Elizabeth Bettina is an Italian-American Catholic who spent her childhood summers with relatives in Campagna, Italy. During one visit as an adult, she discovered that Jews had been interned in Campagna during the war. She was fascinated by this, wondered why it wasn't talked about, and proceeded to become deeply involved in finding people who had been interned, telling their story and taking them back to the places where they had been. This should have been an absolutely riveting book. It's not. It's dreadful.
I finished reading this book for one reason, and one reason only: I got it through the Amazon Vine™ program and owed them a review. I cannot count the number of times I wanted to throw it against the wall or gritted my teeth in frustration and irritation. It is one of the worst books I have ever read.
And that is sad. Because there is a story to be told here, a story about how and why some Italians helped their Jewish neighbors. But, oh lord, Bettina hasn't got a clue about how to tell it.
She cannot write a straight-forward narrative. She hops, skips and jumps all over the place, repeats herself, and talks about people who haven't been introduced yet. Her language is repetitious. Every phone call requires the recipient to sit down. Everything is a surprise, unbelieveable, "unimaginable". If she described a sindaco's (mayor's) badge of office as a "Miss America sash" one more time, I'd have screamed.
And that's another thing! She constantly throws in Italian words and phrases for no reason or any reason. It's bad enough when she's quoting, because why pick out a few words in the quotation to put in Italian and translate? But "[t]the people . . . took note of the two stranieri, foreigners." "I [was] imagining the fogli, pieces of paper . . ." It's not only annoying; it's pretentious.

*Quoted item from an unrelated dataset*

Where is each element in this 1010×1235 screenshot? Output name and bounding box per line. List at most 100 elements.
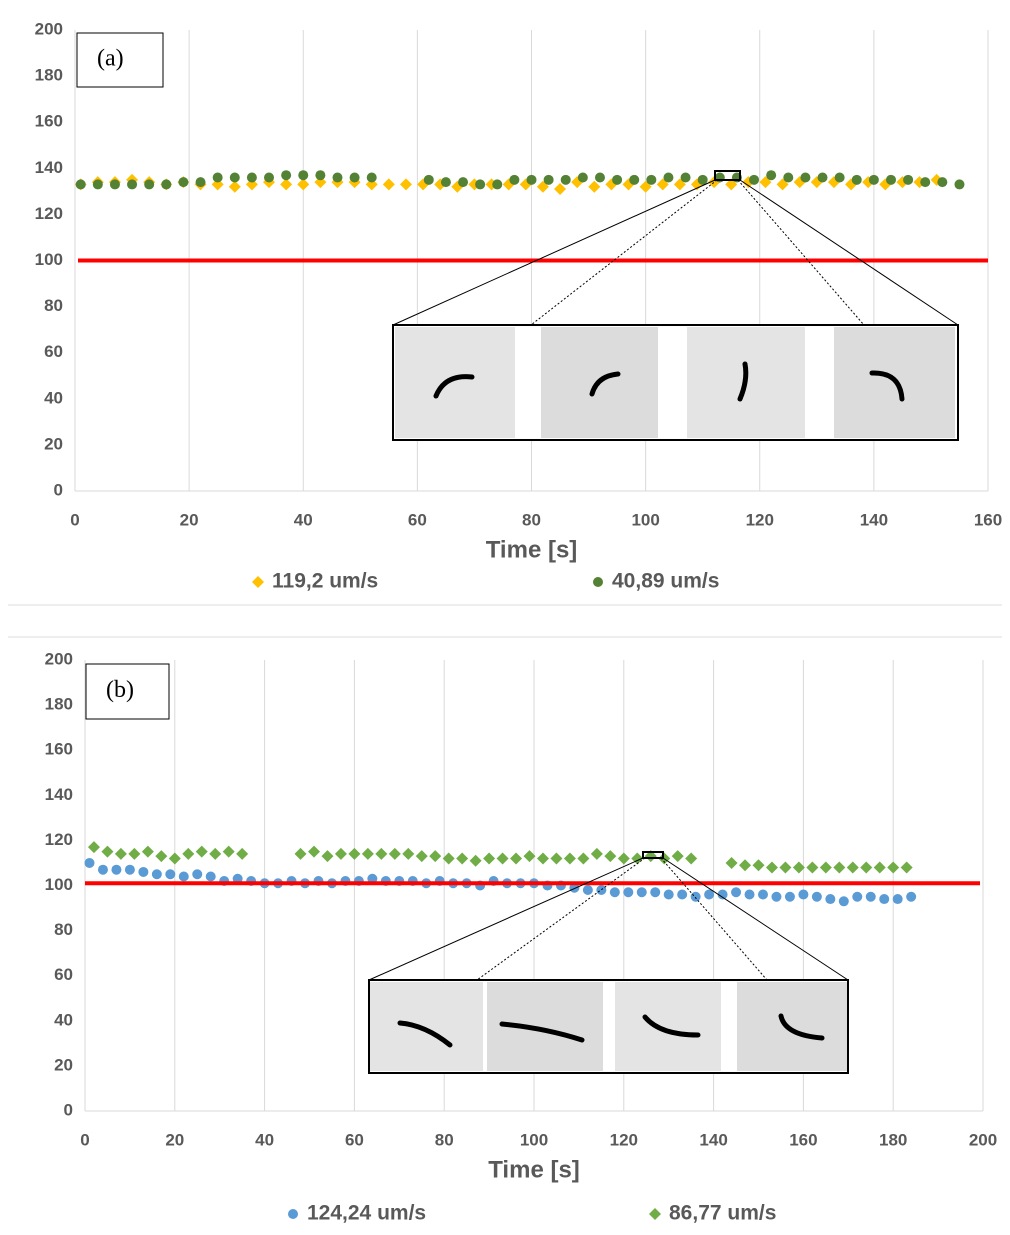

Worse, it's all about her. Everything is presented through her reactions, how she felt, what she did. The survivors are mere stick figures. One has no sense of them as individuals. Even when she is quoting them (and she was taping and filming so the dialogue is presumably accurate), there is no emotion. I don't know if that's due to her editing or if she simply hasn't got a clue about interviewing people. (If you want to know how to do oral history, read Studs Terkel!) We barely meet the "good" Italians she is so proud of. But we get Bettina, ad nauseum, ad infinitum.
More disturbing to me was the substance of this book, or, should I say, it's lack of substance. There is absolutely no attempt at any analysis of why Italy was different (if it was). I( compare this to another book I've read, Trudy Alexy's The Mezuzah in the Madonna's Foot: Marranos and other secret Jews, which at least tries to answer the perhaps unanswerable question: why did Fascist Spain open its borders to Jewish refugees from the Holocaust?) It seems as though it never occurs to Bettina to ask the question.
Nor does Bettina make any effort to contextualize her story. Look. I know that the concentration camps in Italy were not death camps. I know that conditions were better there than elsewhere (though to say that is rather like Berlusconi telling the survivors of the L'Aquila earthquake to treat the experience like a camping weekend). I know that some Italians did their best to save Jewish lives. And I know that this book is focused on a sliver of Holocaust history. But do not toss a glance at the racial laws, at the anti-Semitic policies that prevented Jews from attending school or practicing their professions, and act as though that was nothing. It wasn't nothing! Do not ignore the effect of the profound, historic anti-Semitism of the Catholic Church! Do not ignore the murder of 15% of Italy's Jewish population! Do not ignore the failure of the Pope to speak out! Acknowledge these things!
Now perhaps someone will go out and write a good book on this subject.
It's too bad that a book with such a promising subject proved so unsatisfactory. Was this her first book?
ReplyDeleteYes, it was. She works in marketing.